Applying an OpsMgr hotfix to a RMS Cluster node? Some things to be aware of.
When you apply a SCOM hotfix to a RMS cluster, you need to be aware of some issues, and some workarounds. This is something I have seen several times in the field…
On any server/agent, the Hotfix installer will stop any discovered OpsMgr services, including the SDK, Config, and HealthService. This part is normal. It does this in order to update the files (DLL’s) that are part of the hotfix payload, and then it will start the services again when complete. This all works well, except for on RMS clusters.
The reason for this, is that the Hotfix installer is not 100% cluster aware.
In a RMS cluster… the passive node will have these three services stopped, and the services will be set to Manual Startup. On the active node – the OpsMgr services are also set to Manual Startup, but the services are running, because the Cluster service controls these services now.
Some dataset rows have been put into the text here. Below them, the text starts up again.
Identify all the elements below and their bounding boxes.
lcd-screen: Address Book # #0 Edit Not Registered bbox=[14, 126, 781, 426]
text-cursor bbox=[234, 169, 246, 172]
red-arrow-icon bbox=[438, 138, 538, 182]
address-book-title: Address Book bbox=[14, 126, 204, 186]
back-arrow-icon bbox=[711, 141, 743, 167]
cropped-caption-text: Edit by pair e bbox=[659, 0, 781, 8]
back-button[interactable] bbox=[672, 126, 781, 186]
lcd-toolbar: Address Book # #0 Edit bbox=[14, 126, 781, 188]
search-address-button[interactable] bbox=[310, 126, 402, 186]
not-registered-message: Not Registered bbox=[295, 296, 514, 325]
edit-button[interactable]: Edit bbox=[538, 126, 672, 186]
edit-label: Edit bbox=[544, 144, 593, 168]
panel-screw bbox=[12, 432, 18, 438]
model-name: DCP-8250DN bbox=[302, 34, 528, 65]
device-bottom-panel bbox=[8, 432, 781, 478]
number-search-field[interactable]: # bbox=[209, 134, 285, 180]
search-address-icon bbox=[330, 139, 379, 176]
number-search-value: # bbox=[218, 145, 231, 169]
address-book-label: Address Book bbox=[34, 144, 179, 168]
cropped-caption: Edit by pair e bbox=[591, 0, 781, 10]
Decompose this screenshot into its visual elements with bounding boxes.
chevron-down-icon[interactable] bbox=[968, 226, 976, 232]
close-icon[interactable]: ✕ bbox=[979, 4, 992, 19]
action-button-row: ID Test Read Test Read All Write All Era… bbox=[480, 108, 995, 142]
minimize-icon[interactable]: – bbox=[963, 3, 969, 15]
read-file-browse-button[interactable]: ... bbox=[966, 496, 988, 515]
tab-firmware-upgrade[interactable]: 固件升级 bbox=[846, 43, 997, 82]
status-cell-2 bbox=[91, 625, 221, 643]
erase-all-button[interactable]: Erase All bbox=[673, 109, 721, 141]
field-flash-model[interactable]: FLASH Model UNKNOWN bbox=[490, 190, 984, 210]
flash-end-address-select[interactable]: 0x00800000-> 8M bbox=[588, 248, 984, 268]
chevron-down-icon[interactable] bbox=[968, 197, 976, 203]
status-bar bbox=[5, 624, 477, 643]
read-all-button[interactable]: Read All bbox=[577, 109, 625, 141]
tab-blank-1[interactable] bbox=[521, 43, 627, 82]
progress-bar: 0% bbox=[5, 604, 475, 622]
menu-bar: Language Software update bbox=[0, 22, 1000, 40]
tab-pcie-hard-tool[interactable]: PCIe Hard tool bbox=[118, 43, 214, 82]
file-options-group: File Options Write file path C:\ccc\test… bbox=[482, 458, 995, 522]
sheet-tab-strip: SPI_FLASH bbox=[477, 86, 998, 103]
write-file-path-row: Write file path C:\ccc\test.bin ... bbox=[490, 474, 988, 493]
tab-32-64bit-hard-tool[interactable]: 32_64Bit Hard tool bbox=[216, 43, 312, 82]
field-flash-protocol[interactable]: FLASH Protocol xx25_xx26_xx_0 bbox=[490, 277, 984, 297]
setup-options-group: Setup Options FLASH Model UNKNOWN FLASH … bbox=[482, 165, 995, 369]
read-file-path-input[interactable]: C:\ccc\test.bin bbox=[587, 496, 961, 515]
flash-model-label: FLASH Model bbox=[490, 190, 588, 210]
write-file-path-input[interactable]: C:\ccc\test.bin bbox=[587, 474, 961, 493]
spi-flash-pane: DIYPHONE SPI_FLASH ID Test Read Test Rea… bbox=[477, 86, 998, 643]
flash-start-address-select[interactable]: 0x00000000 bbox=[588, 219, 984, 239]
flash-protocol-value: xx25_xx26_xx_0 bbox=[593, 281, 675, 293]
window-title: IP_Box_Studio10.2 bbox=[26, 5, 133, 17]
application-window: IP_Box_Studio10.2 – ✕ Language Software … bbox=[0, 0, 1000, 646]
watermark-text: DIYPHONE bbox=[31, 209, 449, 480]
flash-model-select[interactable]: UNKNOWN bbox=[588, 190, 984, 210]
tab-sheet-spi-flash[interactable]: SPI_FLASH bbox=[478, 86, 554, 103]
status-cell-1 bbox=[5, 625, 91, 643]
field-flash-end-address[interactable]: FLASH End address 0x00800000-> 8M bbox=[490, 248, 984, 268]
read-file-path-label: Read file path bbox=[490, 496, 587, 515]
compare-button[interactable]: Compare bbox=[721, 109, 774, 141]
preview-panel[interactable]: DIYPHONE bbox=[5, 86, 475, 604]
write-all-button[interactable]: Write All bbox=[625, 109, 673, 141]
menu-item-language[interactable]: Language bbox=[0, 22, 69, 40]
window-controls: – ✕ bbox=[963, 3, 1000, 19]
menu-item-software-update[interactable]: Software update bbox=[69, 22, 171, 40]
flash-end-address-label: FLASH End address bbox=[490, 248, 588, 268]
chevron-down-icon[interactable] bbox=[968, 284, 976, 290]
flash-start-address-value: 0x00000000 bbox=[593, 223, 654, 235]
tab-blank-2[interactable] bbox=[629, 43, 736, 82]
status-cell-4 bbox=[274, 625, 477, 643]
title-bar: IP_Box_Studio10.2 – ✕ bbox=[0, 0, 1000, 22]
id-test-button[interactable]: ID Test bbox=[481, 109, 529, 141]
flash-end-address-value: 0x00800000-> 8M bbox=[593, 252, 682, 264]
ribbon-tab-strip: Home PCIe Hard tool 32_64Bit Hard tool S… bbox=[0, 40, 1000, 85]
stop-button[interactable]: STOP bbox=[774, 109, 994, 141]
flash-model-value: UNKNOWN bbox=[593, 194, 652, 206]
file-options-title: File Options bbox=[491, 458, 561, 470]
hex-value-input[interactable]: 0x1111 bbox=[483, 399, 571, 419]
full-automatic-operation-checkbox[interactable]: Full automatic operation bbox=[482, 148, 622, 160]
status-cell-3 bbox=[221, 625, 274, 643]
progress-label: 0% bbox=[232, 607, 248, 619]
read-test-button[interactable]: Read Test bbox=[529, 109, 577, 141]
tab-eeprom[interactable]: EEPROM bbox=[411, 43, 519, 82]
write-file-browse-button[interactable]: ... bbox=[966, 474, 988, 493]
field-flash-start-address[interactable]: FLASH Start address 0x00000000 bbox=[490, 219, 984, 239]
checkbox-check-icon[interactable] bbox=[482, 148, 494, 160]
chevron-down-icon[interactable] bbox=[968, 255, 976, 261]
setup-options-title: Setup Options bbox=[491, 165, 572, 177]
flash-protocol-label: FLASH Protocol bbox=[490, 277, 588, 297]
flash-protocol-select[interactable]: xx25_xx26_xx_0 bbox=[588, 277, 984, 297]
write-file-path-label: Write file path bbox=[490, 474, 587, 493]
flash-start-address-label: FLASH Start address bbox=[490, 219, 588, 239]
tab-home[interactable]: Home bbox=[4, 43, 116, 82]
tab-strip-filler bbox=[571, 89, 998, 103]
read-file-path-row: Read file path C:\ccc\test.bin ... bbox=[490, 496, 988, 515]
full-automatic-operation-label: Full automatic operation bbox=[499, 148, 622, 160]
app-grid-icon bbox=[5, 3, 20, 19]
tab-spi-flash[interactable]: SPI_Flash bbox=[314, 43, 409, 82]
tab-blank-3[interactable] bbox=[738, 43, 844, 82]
This is how a clustered service works, and we should not ever stop a clustered service in Service Control Manager, we really should take the resource offline, in Cluster Admin.
So I have two options… I can apply the hotfix to the Active Node… or the Passive node.
If I choose the active node – the hotfix installer will try and stop all the OpsMgr services, and this will cause the Cluster service to try and restart them, or eventually fail them over to the passive node – depending on your Cluster configuration settings. Therefore – it is probably best to patch the passive node first… ensure the hotfix applied correctly, and then move the cluster group and OpsMgr RMS group over to the freshly hotfixed node… and go patch the other one (now passive)
This works – but is not 100% smooth. When we apply the hotfix to the passive node, the hotfix installer will try and start the services at the end of the process, even though they were not running previously. We do NOT want these services trying to run on the passive node – since it does not own the cluster disk resources…. so the services will start, but cannot do anything but log errors.
You will also see an error from the HealthService – not being able to start. It is apparent that this service fails because it cannot access the disk resource, but the SDK and config services WILL start.
What is worse – is that the hotfix installer – changes the config of the service startup types to Automatic – which means these services will continue to try and run on the passive node across reboots.
So – the guidance I have, for RMS clusters – is:
- Patch the passive node (we will call this Node 2)
- Click ok on the HealthService start failure error.
- Ensure the hotfix applied by inspecting the DLL(s) versions as documented in the KB.
- Stop the running SDK and Config services on the passive node.
- Set any OpsMgr services that were changed to Automatic – BACK to Manual.
- Move the cluster resource groups over to the freshly patched Node 2.
- On Node 1 (now passive) apply the hotfix, and repeat steps starting at Step 2 above.
NOTE: This is only applicable to OpsMgr specific hotfixes. For OS hotfixes – you would follow your standard clustered OS hotfix routine.